Siempre me ha enternecido profundamente la Navidad, hasta el punto de que, en Londres, cada vez que tenía que efectuar algún servicio en tan entrañables fechas, antes de destripar a mi víctima, le tarareaba un villancico. Y es que la Navidad me inspiraba los más nobles y humanos sentimientos. Lo único que no toleraba […]
Siempre me ha enternecido profundamente la Navidad, hasta el punto de que, en Londres, cada vez que tenía que efectuar algún servicio en tan entrañables fechas, antes de destripar a mi víctima, le tarareaba un villancico.
Y es que la Navidad me inspiraba los más nobles y humanos sentimientos.
Lo único que no toleraba ni en Londres ni en el Caribe era la bulla. De ahí que, supuesto a pasar las Navidades en Santo Domingo, decidí instalarme en una alejada residencia, casi aislada, donde ni siquiera la voceadera de los venduteros me molestara. Como con los años también me he vuelto más permisivo, sobrellevé con educación la inevitable bulla de los únicos vecinos que permito la noche del 31, consciente de que al día siguiente podría recuperar la ansiada calma.
Y en eso estaba, cómodamente recostado en el sofá de la sala, escuchando deleitado a Paganini, mientras el mar aportaba su brisa a una cálida tarde de año nuevo y las avecillas dejaban sentir lejanas su loca algarabía, en el único exceso que toleraba.
De improviso, una terrible explosión, cuyo epicentro estaba debajo de mi ventana, interrumpió la brisa, los trinos de los pájaros, el violín de Paganini y mi levitación en el nirvana.
Antes de que tuviera tiempo a reaccionar, otra explosión, aún peor que la primera, sacudió los cimientos de mi casa y de mi calma.

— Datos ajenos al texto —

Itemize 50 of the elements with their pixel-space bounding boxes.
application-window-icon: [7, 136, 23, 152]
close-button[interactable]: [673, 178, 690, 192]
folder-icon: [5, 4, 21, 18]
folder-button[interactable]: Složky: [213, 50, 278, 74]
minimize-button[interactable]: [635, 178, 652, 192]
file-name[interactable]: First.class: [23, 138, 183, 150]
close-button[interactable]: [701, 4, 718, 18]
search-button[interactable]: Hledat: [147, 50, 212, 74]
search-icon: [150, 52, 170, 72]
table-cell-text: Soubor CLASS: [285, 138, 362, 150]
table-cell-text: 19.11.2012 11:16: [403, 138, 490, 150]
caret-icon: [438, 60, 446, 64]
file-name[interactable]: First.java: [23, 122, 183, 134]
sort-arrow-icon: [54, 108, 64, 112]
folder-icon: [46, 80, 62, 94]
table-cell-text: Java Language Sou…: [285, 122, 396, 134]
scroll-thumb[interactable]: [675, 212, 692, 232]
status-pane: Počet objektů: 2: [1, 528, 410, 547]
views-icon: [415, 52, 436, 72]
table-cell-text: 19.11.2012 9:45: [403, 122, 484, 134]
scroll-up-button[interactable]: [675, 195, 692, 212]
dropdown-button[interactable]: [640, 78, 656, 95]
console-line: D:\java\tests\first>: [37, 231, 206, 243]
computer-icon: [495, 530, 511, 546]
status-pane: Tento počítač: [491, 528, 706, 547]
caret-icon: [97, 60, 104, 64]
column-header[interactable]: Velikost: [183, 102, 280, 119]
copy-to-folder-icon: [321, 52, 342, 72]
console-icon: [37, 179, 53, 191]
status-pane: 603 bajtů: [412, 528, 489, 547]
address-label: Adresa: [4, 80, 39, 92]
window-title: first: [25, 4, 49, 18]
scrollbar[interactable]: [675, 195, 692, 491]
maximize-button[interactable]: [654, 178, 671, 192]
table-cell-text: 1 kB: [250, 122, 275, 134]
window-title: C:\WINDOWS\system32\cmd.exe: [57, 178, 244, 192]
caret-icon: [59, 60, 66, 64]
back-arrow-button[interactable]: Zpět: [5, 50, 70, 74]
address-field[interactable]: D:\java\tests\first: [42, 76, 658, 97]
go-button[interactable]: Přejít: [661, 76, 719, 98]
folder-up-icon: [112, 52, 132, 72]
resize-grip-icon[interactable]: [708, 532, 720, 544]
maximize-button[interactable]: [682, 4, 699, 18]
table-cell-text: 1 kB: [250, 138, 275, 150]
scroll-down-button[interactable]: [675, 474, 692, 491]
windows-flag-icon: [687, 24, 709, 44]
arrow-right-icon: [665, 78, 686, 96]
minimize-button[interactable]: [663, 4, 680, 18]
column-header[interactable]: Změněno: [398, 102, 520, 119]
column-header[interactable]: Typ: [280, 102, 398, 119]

Como pude me asomé a la ventana, mientras se sucedían los estallidos y entonces lo ví. Tenía como diez años el demonio y en la mano un tumbagobierno a punto de explotar.
Pensé en la Navidad, en la inocencia de los niños y oré porque la criatura terminara su surtido de estruendos. Dos explosiones más tarde Dios atendió mis súplicas. Quién no las escuchó fue el padre del niño que salió al parqueo provisto de una docena más de artefactos. Muy correctamente, aproveché para sugerirle al degenerado la posibilidad de que se trasladara un kilómetro más lejos. Le hablé de Paganini, de la brisa, de los pájaros. El sólo me miró como si observará a un extraterrestre y mientras prendía el siguiente tumbagobierno sentenció: «Ay ombe, no me joda, estamos en Navidad»
Y era verdad sí, pero faltaba Herodes. Así que le doné diez pesos al imberbe para que se comprara en el colmado alguna porquería de esas que tanto les gustan y ya a solas con su padre, le incrusté al deslenguado todos los explosivos restantes en salva sea la parte, lo colgué del árbol navideño que había en el parqueo y regresé a mi nirvana para seguir disfrutando Paganini, los pájaros, la brisa…y cierta amortiguada flatulencia proveniente del parqueo.